A psicologia social do afeto que sustenta a teoria de Ahmed pode ser mais
coerente e consistente do que a de Thrift, mas argumentarei que a ponte que ela constrói
entre sua psicologia social e sua teoria cultural é instável. O lugar e o poder dado à
"emoção" em seu trabalho, definido como movimento sem restrições, é difícil de
entender e justificar. Eu me pergunto se a "emoção" é a melhor unidade de análise e
foco conceitual. Se fosse substituída pela noção de "prática afetiva" isso poderia
permitir uma base mais flexível, amplamente aplicável e robusta para a pesquisa. Tal
noção desmistificaria o relato de Ahmed sobre o afeto circulante e redirecionaria a
atenção para o contexto, o entrelaçamento e a relacionalidade. Pode fundamentar
melhor as principais forças e conquistas de seu trabalho, como a atenção que dá à
construção de significados afetivos, a constituição de sujeitos e objetos através da
performatividade e reiteração, e seu interesse em como os padrões afetivos se
intensificam e sedimentam ao longo do tempo ligados a poder e privilégio.

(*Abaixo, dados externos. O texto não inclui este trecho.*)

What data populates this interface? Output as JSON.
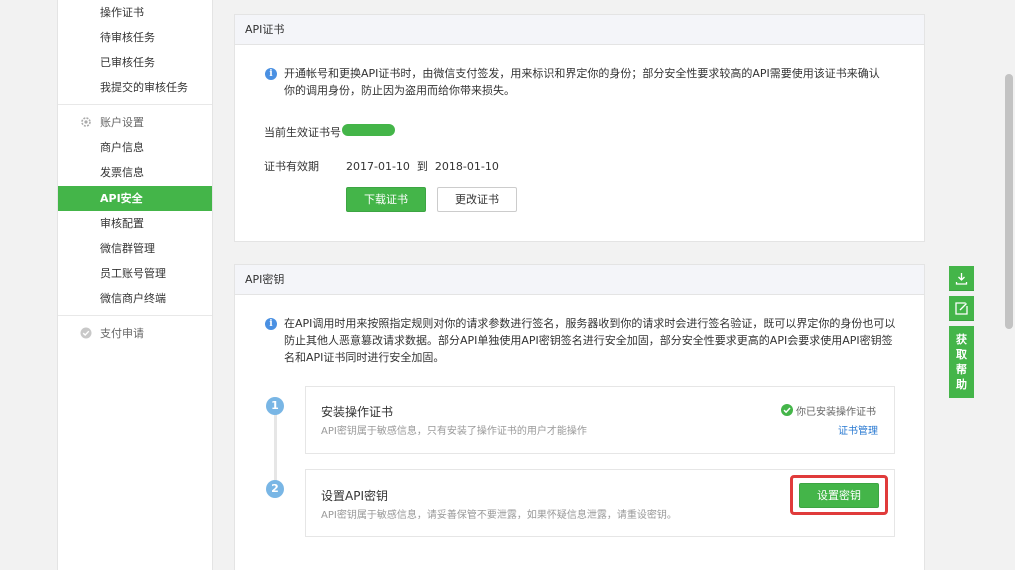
{
  "sidebar": {
    "items_top": [
      "操作证书",
      "待审核任务",
      "已审核任务",
      "我提交的审核任务"
    ],
    "account_section": "账户设置",
    "account_items": [
      "商户信息",
      "发票信息",
      "API安全",
      "审核配置",
      "微信群管理",
      "员工账号管理",
      "微信商户终端"
    ],
    "pay_section": "支付申请"
  },
  "cert_panel": {
    "title": "API证书",
    "info": "开通帐号和更换API证书时，由微信支付签发，用来标识和界定你的身份；部分安全性要求较高的API需要使用该证书来确认你的调用身份，防止因为盗用而给你带来损失。",
    "serial_label": "当前生效证书号",
    "validity_label": "证书有效期",
    "validity_value": "2017-01-10  到  2018-01-10",
    "download_btn": "下载证书",
    "change_btn": "更改证书"
  },
  "key_panel": {
    "title": "API密钥",
    "info": "在API调用时用来按照指定规则对你的请求参数进行签名，服务器收到你的请求时会进行签名验证，既可以界定你的身份也可以防止其他人恶意篡改请求数据。部分API单独使用API密钥签名进行安全加固，部分安全性要求更高的API会要求使用API密钥签名和API证书同时进行安全加固。",
    "steps": [
      {
        "num": "1",
        "title": "安装操作证书",
        "desc": "API密钥属于敏感信息，只有安装了操作证书的用户才能操作",
        "status": "你已安装操作证书",
        "link": "证书管理"
      },
      {
        "num": "2",
        "title": "设置API密钥",
        "desc": "API密钥属于敏感信息，请妥善保管不要泄露，如果怀疑信息泄露，请重设密钥。",
        "button": "设置密钥"
      }
    ]
  },
  "float_bar": {
    "help_chars": [
      "获",
      "取",
      "帮",
      "助"
    ]
  },
  "colors": {
    "accent": "#44b549",
    "step_blue": "#79b6e5",
    "link_blue": "#2a7ad2",
    "highlight_red": "#e03b3b"
  }
}
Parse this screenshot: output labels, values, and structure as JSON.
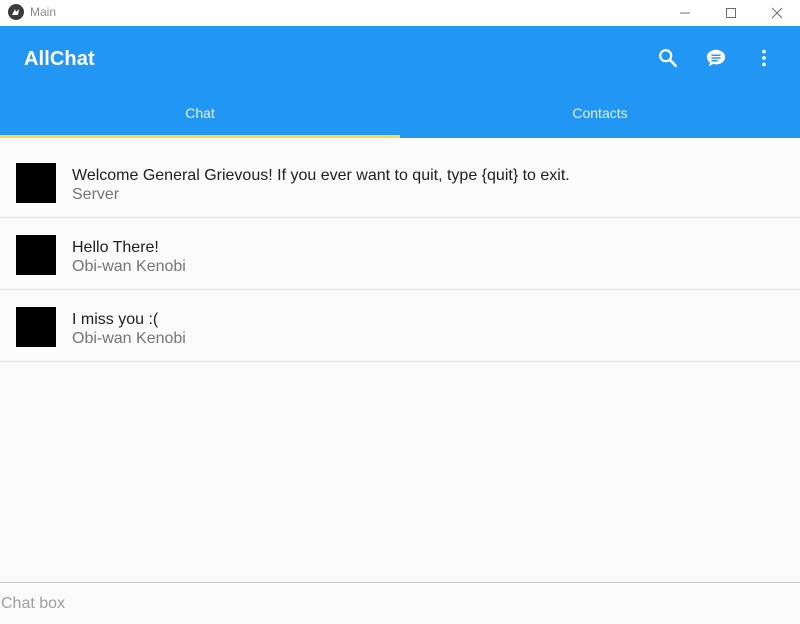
{
  "window": {
    "title": "Main",
    "icon": "kivy-logo-icon",
    "controls": [
      "minimize-icon",
      "maximize-icon",
      "close-icon"
    ]
  },
  "appbar": {
    "title": "AllChat",
    "color": "#2196f3",
    "actions": [
      "search-icon",
      "chat-bubble-icon",
      "more-vert-icon"
    ]
  },
  "tabs": {
    "items": [
      {
        "label": "Chat",
        "selected": true
      },
      {
        "label": "Contacts",
        "selected": false
      }
    ],
    "indicator_color": "#ffd740"
  },
  "messages": [
    {
      "text": "Welcome General Grievous! If you ever want to quit, type {quit} to exit.",
      "sender": "Server"
    },
    {
      "text": "Hello There!",
      "sender": "Obi-wan Kenobi"
    },
    {
      "text": "I miss you :(",
      "sender": "Obi-wan Kenobi"
    }
  ],
  "chatbox": {
    "placeholder": "Chat box",
    "value": ""
  }
}
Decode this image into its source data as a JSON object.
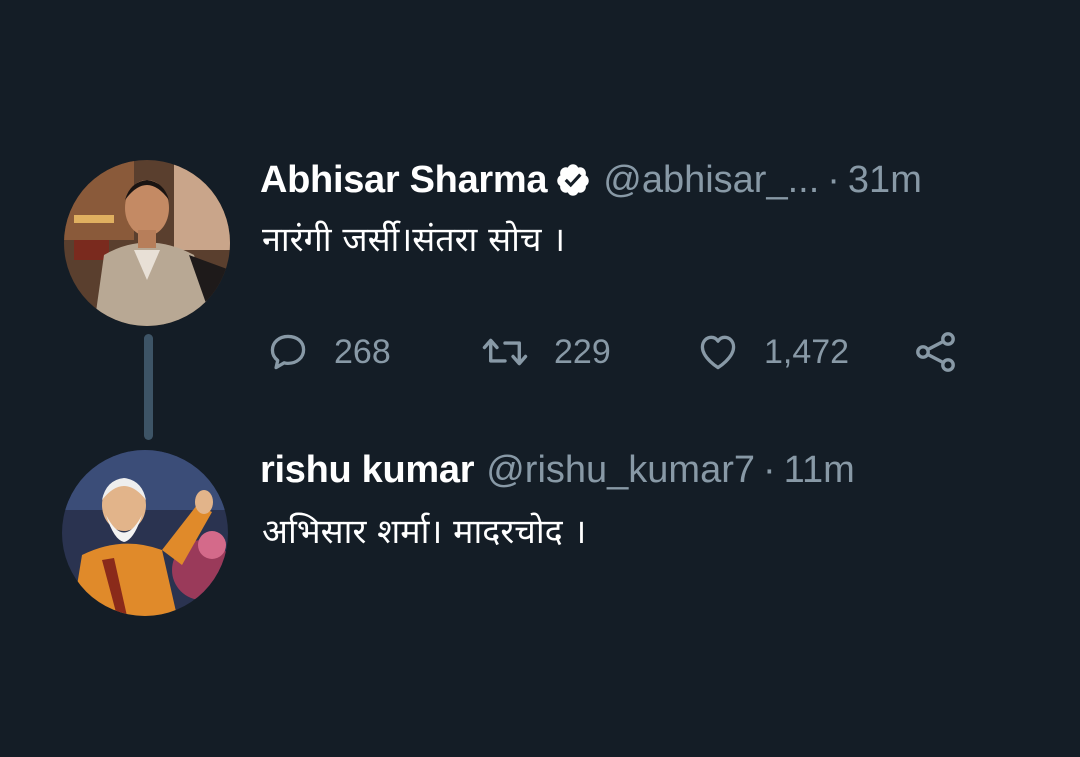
{
  "thread": {
    "tweets": [
      {
        "name": "Abhisar Sharma",
        "verified": true,
        "handle": "@abhisar_...",
        "separator": "·",
        "time": "31m",
        "text": "नारंगी जर्सी।संतरा सोच ।",
        "actions": {
          "reply_count": "268",
          "retweet_count": "229",
          "like_count": "1,472"
        },
        "avatar_icon": "person-avatar-icon"
      },
      {
        "name": "rishu kumar",
        "verified": false,
        "handle": "@rishu_kumar7",
        "separator": "·",
        "time": "11m",
        "text": "अभिसार शर्मा।  मादरचोद ।",
        "avatar_icon": "person-avatar-icon"
      }
    ]
  },
  "colors": {
    "background": "#141d26",
    "primary_text": "#ffffff",
    "secondary_text": "#8899a6",
    "thread_line": "#3d5466"
  },
  "icons": [
    "reply-icon",
    "retweet-icon",
    "like-icon",
    "share-icon",
    "verified-badge-icon"
  ]
}
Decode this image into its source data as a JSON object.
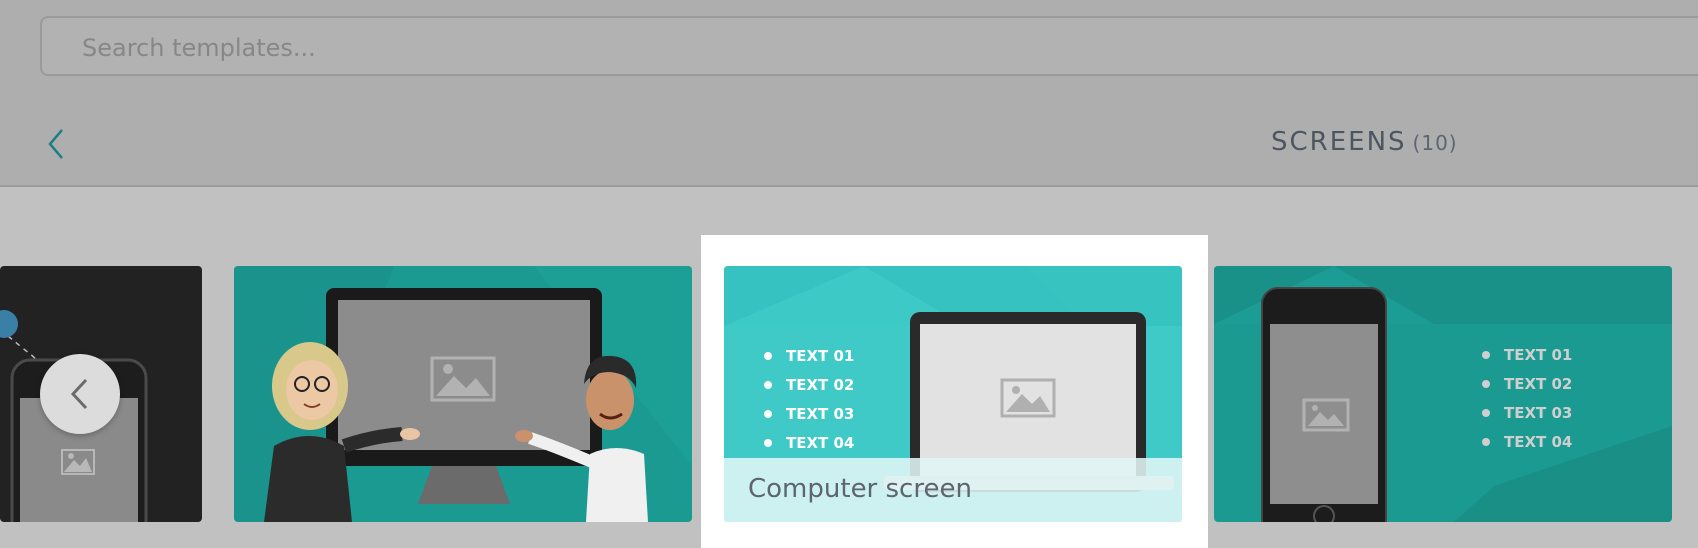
{
  "search": {
    "placeholder": "Search templates..."
  },
  "header": {
    "title": "SCREENS",
    "count": "(10)",
    "back_icon": "chevron-left-icon"
  },
  "colors": {
    "teal_dim": "#1b9a91",
    "teal_bright": "#3fcac8",
    "title_text": "#4d5660",
    "accent": "#1f7e8a"
  },
  "templates": [
    {
      "name": "Phone screen partial",
      "icon": "image-placeholder-icon"
    },
    {
      "name": "Monitor with presenters",
      "icon": "image-placeholder-icon"
    },
    {
      "name": "Computer screen",
      "caption": "Computer screen",
      "selected": true,
      "bullets": [
        "TEXT 01",
        "TEXT 02",
        "TEXT 03",
        "TEXT 04"
      ],
      "icon": "image-placeholder-icon"
    },
    {
      "name": "Phone with list",
      "bullets": [
        "TEXT 01",
        "TEXT 02",
        "TEXT 03",
        "TEXT 04"
      ],
      "icon": "image-placeholder-icon"
    }
  ],
  "carousel": {
    "prev_icon": "chevron-left-icon"
  }
}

Ahmed conclui disso que a emoção não tem, de fato, um local. Não é nem
interior nem exterior, nem propriedade dos sujeitos nem propriedade dos objetos. O
afeto não é "interno" - puramente psicológico, expresso e possuído por um indivíduo -
porque a emoção forma esse indivíduo e sua "forma" e a "superfície" apresentada em
diálogo com o tipo de objeto que o afeto constituiu. Da mesma forma, contra Durkheim
e a tradição construcionista social na pesquisa da emoção dos anos 80 e 90, Ahmed
argumenta que a emoção também não é localizada "fora", como um pacote ou roteiro
que é internalizado.
Como vimos, o afeto reside na relação entre objetos e sujeitos, uma vez que as
emoções constroem esses objetos e sujeitos de maneiras que tornam a reação emocional
possível e inevitável. Esses pontos, eu acho, são indiscutíveis. Em termos psicológicos
sociais, o afeto é distribuído. É um fenômeno intermediário e relacional. Assuntos não
podem ser desvinculados de objetos ou indivíduos de suas situações. É por isso que um
conceito como a prática social tem esse poder e força de persuasão. O próximo passo
teórico de Ahmed, no entanto, desenha o que eu vejo como a conclusão errada desse
emaranhamento. Ela passa a isolar a emoção, reificando-a a partir do contexto prático
total de ação social e engajamento. Emoção se torna o principal condutor e foco em seu
relato.
Conclusão
Neste artigo, tentei extrair para exame as psicologias sociais que sustentam três
abordagens sociais e culturais altamente influentes sobre o afeto. Tentei mostrar que as
escolhas psicológicas sociais feitas por teóricos sociais e culturais não são triviais. Eles
têm grandes consequências para entender a ação afetiva coletiva e suas políticas, a
circulação da emoção e a análise e categorização dos estados afetados. Ao longo do
tempo, tentei insistir no valor de uma abordagem da prática social para afetar e suas
psicologias sociais ligadas, tanto para destacar as implicações de algumas das lógicas
psicológicas atualmente tomadas na virada para o afeto, quanto como uma alternativa
viável de fundamentação que poderia ser mais desenvolvida.